Amministratrice infedele e recidiva, spese e vacanze con i bancomat degli anziani: la prossima sarà in carcere
Raggirava sistematicamente persone fragili – che si fidavano ciecamente di lei – per intascarsi del denaro e garantirsi uno stile di vita agiato, e per di più infischiandosene delle indagini sul suo conto di cui era già ampiamente e da tempo al corrente. Ne sono convinti gli investigatori della Questura di Vicenza, che nei giorni scorsi hanno fatto scattare le manette ai polsi di una 60enne vicentina. E non si tratta del primo doppio clic, per lei.
Le sue iniziali rese note sono R.C., di “professione” amministratrice di sostegno, che a quanto emerge dovrà definitivamente chiudere bottega almeno per i prossimi 4 anni e 6 mesi: è l’esatto ammontare della pena che dovrà scontare in carcere, come espiazione per i reati penali commessi, ai danni di persone che doveva supportare e proteggere proprio per “definizione” del ruolo che ricopriva. Anziani per lo più, ai quali avrebbe spillato decine di migliaia di euro in solido, oltre a ricevere un compenso per i suoi “servigi”.
Si parla in questi casi di peculato, contemplato nell’art. 314 del Codice Penale, in pratica una condotta assimilabile alla truffa condotta con l’aggravante di ricoprire prerogative di un pubblico ufficiale. La donna vicentina si sarebbe quindi appropriata di denaro e/o beni, mettendoli nella propria disponibilità diretta. E traendone beneficio. Un tempo condizionale che, oggi, va “spazzato” via dalle sentenze dei giudici, con il personale di polizia di Stato a rendere esecutivo l’arresto. Il nome della donna ora in carcere nella struttura di Montorio Veronese risulta citata tra i collaboratori del Comune di Vicenza all’interno di un progetto di sostegno ai malati di Alzheimer, dal 2011.

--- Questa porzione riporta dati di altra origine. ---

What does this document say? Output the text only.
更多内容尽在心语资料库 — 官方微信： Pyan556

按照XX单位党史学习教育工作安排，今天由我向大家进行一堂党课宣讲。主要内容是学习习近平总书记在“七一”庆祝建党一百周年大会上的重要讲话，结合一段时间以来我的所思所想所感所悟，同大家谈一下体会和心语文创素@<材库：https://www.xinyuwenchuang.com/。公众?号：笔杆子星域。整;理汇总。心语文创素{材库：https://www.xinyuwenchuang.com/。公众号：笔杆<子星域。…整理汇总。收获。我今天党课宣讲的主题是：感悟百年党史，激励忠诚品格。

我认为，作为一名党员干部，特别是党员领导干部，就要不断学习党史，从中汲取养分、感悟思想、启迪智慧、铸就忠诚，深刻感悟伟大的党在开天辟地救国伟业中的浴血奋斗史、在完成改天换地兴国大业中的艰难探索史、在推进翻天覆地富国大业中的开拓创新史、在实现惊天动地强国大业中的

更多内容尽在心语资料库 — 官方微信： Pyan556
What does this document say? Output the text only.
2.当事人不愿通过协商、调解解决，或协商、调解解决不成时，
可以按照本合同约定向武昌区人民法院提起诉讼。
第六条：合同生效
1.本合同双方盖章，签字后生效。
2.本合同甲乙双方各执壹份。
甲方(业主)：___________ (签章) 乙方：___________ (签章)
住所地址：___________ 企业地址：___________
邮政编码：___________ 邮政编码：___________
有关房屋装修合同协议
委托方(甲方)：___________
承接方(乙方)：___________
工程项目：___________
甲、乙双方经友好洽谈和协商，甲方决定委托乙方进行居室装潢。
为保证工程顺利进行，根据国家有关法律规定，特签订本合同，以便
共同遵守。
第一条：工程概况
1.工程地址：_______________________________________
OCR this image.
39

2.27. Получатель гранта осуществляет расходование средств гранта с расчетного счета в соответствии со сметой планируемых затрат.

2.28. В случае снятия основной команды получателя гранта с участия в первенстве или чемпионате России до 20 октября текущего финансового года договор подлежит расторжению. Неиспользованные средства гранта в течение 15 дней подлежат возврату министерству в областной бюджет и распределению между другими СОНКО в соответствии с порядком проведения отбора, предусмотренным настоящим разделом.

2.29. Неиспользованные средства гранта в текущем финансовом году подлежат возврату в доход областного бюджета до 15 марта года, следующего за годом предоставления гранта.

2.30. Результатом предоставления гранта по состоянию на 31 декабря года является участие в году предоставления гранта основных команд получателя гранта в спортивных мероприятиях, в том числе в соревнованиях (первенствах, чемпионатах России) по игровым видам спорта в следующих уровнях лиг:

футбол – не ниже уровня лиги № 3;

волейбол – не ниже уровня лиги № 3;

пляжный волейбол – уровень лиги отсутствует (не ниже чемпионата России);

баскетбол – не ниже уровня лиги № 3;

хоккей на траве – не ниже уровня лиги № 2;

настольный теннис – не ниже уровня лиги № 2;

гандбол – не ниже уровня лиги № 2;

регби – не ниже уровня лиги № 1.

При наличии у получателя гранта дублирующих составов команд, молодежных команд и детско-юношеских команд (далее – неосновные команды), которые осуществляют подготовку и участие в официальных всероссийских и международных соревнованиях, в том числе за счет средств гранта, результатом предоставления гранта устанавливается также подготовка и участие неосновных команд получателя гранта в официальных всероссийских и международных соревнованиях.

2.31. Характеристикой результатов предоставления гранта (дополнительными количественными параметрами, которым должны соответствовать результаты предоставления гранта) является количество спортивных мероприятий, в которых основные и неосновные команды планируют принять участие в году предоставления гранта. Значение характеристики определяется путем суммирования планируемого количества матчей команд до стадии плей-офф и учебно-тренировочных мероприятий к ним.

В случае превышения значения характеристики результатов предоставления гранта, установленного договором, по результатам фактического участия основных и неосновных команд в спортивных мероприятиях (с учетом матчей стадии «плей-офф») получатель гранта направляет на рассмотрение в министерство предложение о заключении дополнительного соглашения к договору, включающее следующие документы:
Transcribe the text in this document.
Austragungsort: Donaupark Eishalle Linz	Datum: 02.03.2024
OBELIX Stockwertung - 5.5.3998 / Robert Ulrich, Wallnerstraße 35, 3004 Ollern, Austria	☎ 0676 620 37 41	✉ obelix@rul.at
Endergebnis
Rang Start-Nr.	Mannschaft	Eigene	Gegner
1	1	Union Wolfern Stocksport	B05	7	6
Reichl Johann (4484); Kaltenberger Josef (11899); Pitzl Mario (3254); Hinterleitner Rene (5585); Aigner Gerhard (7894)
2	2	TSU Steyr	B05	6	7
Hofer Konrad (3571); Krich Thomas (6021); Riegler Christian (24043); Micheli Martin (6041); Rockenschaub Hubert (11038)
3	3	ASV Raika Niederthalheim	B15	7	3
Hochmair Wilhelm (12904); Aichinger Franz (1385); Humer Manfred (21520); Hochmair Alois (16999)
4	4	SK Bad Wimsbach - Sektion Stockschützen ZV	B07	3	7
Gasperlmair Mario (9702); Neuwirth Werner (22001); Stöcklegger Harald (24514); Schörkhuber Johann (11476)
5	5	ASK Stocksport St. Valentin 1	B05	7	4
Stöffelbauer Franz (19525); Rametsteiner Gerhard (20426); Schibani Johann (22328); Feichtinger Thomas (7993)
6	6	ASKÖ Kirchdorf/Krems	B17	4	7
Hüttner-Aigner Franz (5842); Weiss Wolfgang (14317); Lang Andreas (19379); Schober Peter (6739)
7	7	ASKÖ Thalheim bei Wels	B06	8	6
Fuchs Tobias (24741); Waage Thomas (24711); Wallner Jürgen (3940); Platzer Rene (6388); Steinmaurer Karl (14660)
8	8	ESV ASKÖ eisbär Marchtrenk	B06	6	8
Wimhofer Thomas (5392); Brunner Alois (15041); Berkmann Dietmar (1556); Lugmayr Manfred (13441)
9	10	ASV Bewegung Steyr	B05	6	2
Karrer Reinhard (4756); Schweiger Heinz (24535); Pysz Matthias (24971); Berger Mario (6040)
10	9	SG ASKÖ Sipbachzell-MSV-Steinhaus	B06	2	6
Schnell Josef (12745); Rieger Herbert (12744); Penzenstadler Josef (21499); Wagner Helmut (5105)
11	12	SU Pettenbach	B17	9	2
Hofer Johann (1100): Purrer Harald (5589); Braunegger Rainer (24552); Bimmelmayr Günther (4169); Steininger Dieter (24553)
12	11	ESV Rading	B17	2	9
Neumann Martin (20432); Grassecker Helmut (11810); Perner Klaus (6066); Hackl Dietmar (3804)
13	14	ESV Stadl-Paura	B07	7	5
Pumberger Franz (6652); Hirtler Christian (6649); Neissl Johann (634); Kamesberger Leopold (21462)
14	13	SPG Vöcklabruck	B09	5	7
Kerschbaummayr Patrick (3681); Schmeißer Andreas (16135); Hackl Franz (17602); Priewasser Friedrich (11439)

Una “lunga vacanza” quella intrapresa dalla condannata che segue ad altre nell’album dei ricordi, spesso trascorse nel lusso, come recita la nota allegata alla notizia dell’arresto. L’attività di R.C., in ogni caso, per quanto avesse nel Vicentino il proprio focus principale – è nata e cresciuta in città -, si era estesa nel Triveneto e anche in altre regioni. Risulta non a caso coinvolta in altri incresciosi abusi nelle città di Trento, Trieste,, Brescia, Padova, La Spezia e Mantova. Il suo modus operandi è stato ricostruito nei vari passaggi dell’inchiesta che l’ha vista imputata: i contatti con le associazioni di volontariato, la presentazione di un curriculum vitae irreprensibile, l’assegnazione degli incarichi sempre più frequenti dai Tribunali del Nord Italia fino ad arrivare alle “chiavi in mano” dei conti correnti delle persone fragili su cui fare da garante.
Divenuti nella sua mani rubinetti a cui attingere liberamente, attraverso prelievi il più delle volte ingiustificati, attraverso le tessere bancomat con i codici pin da lei ben conosciuti. Una condotta che, a partire dal 2016, aveva però mostrato le prime falle e tanta fiducia prima affidategli dai familiari è stata sostituita poi dalla diffidenza e da una serie di denunce – e sentenze – dopo che più di qualcuno tra loro aveva compreso la ragione di (troppi) tanti ammanchi di denaro in conto corrente.